How will the government implement these policies when it failed to come up with mechanisms and procedures to enforce such. For one, wages of foreign domestic helpers are set by their host countries. In Hong Kong for example, two wage cuts for foreign domestic helpers were implemented in the past and the response of the Philippine government is either lukewarm or totally absent. Second, our government could not even stop the proliferation of recruitment agencies who are overcharging placement fees. How then can the government implement the no placement fees policy? In addition, in countries like Taiwan and Korea, our government has special arrangements so that labor export to said countries shall be exempted from POEA guidelines. Unless the government exercise its political will to look after the rights and welfare of our OFWs in the face of host countries’ conditionalities our OFWs will always be at the losing end.

The guidelines also say that the minimum age for domestic helpers working abroad is 25 years old as at this age they are mature enough to fight for their rights. Realities of OFWs especially among women victims of violence say otherwise. Violence against women does not discriminate age, sex, race and status. The reality is unemployment among young people is rampant. The minimum age requirement of 25 may even force prospective OFWs to go through racketeers and illegal forgers of documents just so they could work abroad.

Mr. Speaker, our OFWs remitted US$11.4 Billion to our economy last year earning us the distinction of being the world’s most dependent country on overseas workers’ remittances. With the new guidelines, the government will be assured of more incomes while the welfare of our OFWs is at stake.
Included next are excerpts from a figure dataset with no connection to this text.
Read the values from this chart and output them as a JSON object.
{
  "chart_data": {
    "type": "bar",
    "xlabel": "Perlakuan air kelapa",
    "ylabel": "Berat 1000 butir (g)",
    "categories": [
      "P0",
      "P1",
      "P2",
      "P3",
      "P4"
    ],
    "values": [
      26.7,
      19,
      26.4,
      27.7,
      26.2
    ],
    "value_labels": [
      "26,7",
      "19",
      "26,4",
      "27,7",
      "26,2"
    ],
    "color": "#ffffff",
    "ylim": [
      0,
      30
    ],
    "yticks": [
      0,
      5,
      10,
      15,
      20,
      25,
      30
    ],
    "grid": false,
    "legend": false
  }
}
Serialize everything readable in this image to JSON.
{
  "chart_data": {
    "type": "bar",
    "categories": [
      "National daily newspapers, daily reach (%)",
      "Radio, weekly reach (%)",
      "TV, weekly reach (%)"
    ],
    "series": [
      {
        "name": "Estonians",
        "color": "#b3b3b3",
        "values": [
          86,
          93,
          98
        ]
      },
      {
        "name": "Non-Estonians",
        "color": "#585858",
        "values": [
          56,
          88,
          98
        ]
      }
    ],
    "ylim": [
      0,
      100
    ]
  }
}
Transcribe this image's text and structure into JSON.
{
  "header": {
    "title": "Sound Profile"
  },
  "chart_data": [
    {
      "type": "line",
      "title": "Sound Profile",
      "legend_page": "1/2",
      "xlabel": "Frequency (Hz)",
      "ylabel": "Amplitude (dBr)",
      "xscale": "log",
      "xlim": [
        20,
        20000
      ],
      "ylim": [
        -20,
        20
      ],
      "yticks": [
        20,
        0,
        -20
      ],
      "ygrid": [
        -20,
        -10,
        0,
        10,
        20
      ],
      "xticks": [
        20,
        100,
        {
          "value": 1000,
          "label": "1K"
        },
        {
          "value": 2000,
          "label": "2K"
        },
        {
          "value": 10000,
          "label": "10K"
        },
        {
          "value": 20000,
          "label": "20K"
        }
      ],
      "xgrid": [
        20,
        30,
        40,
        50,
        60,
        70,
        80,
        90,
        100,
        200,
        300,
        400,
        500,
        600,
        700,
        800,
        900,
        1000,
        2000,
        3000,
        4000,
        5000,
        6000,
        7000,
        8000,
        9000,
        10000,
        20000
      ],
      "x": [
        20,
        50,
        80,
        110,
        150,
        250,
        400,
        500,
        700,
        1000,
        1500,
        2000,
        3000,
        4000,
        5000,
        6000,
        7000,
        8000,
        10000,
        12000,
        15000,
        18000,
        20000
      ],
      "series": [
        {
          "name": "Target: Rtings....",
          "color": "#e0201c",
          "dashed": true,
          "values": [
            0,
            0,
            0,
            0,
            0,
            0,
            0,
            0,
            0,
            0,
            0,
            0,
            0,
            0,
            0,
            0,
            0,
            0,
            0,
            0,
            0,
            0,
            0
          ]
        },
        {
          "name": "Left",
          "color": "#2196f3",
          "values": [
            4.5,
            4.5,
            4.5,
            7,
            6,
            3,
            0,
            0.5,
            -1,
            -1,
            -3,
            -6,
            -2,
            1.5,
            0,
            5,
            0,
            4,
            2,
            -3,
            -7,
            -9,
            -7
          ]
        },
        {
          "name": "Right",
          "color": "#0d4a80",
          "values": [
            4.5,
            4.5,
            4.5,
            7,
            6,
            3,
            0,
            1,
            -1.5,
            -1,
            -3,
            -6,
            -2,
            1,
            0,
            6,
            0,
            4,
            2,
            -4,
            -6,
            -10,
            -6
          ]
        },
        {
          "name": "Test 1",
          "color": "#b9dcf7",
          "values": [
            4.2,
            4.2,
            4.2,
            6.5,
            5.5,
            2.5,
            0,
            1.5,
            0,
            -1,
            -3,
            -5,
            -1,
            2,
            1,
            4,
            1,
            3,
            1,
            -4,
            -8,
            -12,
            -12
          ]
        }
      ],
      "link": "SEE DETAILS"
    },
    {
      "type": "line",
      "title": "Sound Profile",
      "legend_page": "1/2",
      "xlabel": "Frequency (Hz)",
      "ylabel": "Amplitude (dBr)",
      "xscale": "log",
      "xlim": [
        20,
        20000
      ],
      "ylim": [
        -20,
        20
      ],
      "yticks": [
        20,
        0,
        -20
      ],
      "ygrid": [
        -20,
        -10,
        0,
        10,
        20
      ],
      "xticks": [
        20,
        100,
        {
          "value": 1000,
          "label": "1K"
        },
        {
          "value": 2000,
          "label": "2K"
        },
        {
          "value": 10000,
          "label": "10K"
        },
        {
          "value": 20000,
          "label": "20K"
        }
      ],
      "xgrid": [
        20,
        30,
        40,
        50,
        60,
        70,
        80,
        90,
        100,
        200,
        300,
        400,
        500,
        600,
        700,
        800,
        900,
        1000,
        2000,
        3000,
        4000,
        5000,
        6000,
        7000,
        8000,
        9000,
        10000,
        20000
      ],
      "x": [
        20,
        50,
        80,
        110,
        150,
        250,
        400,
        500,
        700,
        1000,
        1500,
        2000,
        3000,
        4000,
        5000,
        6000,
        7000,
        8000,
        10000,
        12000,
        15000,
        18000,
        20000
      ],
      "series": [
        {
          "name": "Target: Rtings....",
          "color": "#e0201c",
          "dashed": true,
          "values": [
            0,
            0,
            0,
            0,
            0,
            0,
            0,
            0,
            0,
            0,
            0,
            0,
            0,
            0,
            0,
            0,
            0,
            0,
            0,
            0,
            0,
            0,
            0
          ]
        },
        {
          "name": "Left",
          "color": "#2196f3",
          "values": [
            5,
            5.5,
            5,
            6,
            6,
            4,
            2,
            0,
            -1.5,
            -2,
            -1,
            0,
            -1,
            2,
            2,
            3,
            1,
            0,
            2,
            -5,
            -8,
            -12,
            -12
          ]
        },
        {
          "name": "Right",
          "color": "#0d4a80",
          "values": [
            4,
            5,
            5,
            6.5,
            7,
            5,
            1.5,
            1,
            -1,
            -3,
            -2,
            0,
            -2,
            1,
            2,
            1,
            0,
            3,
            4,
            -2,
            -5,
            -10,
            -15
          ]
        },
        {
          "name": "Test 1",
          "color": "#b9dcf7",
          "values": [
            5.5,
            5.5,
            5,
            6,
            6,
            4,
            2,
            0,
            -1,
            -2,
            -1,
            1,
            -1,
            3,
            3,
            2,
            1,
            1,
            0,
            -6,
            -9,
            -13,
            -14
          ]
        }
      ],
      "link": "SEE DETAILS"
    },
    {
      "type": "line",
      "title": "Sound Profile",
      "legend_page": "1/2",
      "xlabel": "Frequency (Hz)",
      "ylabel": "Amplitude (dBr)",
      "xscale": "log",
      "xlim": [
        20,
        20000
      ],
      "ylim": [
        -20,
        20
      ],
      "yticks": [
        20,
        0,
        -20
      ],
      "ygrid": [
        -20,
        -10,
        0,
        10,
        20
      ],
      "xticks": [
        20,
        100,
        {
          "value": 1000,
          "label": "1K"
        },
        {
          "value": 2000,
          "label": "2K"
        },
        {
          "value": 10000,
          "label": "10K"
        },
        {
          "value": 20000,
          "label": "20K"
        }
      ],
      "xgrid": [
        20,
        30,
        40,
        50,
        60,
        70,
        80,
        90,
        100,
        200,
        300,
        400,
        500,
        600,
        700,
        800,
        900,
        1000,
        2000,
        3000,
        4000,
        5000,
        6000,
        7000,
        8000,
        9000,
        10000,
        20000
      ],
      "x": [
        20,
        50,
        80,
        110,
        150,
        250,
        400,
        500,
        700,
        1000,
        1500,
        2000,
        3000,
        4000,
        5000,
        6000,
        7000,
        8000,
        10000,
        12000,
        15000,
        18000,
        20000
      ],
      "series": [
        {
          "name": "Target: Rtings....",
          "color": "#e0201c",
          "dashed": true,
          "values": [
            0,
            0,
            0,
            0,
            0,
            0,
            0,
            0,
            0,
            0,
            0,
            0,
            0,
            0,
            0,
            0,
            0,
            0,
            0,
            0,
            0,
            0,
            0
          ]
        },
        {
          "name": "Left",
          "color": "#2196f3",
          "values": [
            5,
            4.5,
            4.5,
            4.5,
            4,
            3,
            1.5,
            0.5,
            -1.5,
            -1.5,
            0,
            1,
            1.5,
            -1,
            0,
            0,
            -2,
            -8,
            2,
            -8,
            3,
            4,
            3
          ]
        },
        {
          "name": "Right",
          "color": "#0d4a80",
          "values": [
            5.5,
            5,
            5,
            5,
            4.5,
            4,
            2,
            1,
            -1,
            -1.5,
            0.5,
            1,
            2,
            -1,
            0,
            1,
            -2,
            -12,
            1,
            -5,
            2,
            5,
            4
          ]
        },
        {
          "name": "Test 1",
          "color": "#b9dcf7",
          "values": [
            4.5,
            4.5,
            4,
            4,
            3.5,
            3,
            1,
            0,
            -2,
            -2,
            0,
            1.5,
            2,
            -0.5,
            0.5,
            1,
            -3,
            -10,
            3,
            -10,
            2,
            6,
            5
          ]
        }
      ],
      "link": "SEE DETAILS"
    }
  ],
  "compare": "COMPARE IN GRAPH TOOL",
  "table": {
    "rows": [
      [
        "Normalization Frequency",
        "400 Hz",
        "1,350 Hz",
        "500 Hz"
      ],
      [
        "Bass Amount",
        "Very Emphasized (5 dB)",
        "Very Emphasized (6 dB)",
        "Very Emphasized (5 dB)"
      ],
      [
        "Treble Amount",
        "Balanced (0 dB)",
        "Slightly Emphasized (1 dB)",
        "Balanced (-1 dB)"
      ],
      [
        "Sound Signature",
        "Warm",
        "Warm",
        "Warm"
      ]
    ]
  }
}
Thousands of domestic helpers will be affected by the new POEA guidelines. For all the motherhood statements of the Philippine government and the platitudes to the new economic heroes, the new guidelines reinforce the underlying framework of the government that our OFWs are nothing but a deep and bottomless well of revenues for the government. The government misses out the point that the urgent and real issues of Filipino domestic helpers are the absence of real protection of their rights and promotion of their well-being.
Mr. Speaker, our OFWs in Hong Kong are demanding for the scrapping of the new guidelines. I urge this body to address this demand immediately. In addition I urge all the members of the House to call for the immediate suspension of the implementation of the guidelines and conduct a wise and genuine consultation among OFWs on the matter.

[1] A Filipino street slang meaning: “illegal exaction of money.”
[2] NAIA – Ninoy Aquino International Airport
[3] While waiting at the immigration area for any result whether I could or could not leave for Hong Kong, I was thinking about the situation of our Overseas Filipino Workers that were withheld from departing at the immigration and were not deployed due to their failure to present the necessary documents based on the new guidelines by the POEA in deploying our Household Service Workers overseas
[4] Fellow-countrymen or Fellow-Filipinos
[5] These new guidelines are wide-spread commercialization of our overseas household service workers where majority are women. As in any businesses, they have to be packaged in order to command a higher price.
[6] They are not milking cows.
[7] Illegal exaction of money
[8] They have already been commercialized, and equally illegally-exacted!